10. Concluding remarks: the research agenda

This brief review purposely takes a relatively restricted and high-level approach to the problem of sequestering atmospheric carbon in soils. It recognises that (i) soils contain much carbon but are far from saturated with regard to organic matter, (ii) most soil carbon is derived from roots rather than from shoots and leaf litter, (iii) much of the carbon and most of the measurements thereof are restricted to the top 1 m of soil, and developing plants with 2 m roots could sequester considerably more C than is done presently, (iv) the transformation pathways and lifetimes of carbon components in the soil (both topsoil and subsoils), and what determines them both biologically and biophysically, are much less well understood than we would like, (v) the longer any particular form of carbon is held below ground before it is re-respired or emitted, the greater the amount that can be sequestered in the steady state, (vi) many analyses have concentrated more on ‘what is there’ than ‘what we might do about it’, and (vii) modern whole genome sequence-driven breeding offers huge opportunities for accelerating plant improvement.

As with scientific advances generally [167], we may expect to see iterative cycles, in that we may find empirically (through studying the variance between experiments [168]) that a particular cultivar treated with a particular agronomy does well with regard to soil carbon sequestration, and we may find from phenotypic (including ‘omics’) measurements that roots are involved mechanistically. We might then seek to apply directed breeding and agronomic practices that improve such root properties directly and then test if such crops also sequester carbon more effectively.

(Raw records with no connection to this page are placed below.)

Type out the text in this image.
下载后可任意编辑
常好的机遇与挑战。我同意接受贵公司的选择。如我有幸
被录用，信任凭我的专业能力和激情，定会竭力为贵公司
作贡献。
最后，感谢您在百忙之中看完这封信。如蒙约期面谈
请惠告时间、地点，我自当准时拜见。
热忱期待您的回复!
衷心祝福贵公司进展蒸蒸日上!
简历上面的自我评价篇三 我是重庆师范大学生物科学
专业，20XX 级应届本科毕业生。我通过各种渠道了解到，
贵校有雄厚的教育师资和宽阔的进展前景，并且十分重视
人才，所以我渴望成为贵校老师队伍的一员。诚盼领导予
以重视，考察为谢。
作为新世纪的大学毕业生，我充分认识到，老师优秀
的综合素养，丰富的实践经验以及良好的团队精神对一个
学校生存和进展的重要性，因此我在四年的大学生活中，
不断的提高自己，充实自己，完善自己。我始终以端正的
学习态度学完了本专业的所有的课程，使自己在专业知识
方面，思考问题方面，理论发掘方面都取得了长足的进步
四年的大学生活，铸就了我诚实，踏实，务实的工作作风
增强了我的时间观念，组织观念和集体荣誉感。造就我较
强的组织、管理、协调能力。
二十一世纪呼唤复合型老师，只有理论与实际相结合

Thus, molecular breeding and appropriate agronomy (largely still matters for experiment), coupled to the necessary phenotyping approaches, especially non-invasive measurements of various kinds plus the attendant informatics and improved modelling [169], can lead to improved food and non-food crops that also have desirable carbon sequestration traits. Consequently, there is much to play for.


I thank many colleagues for useful discussions.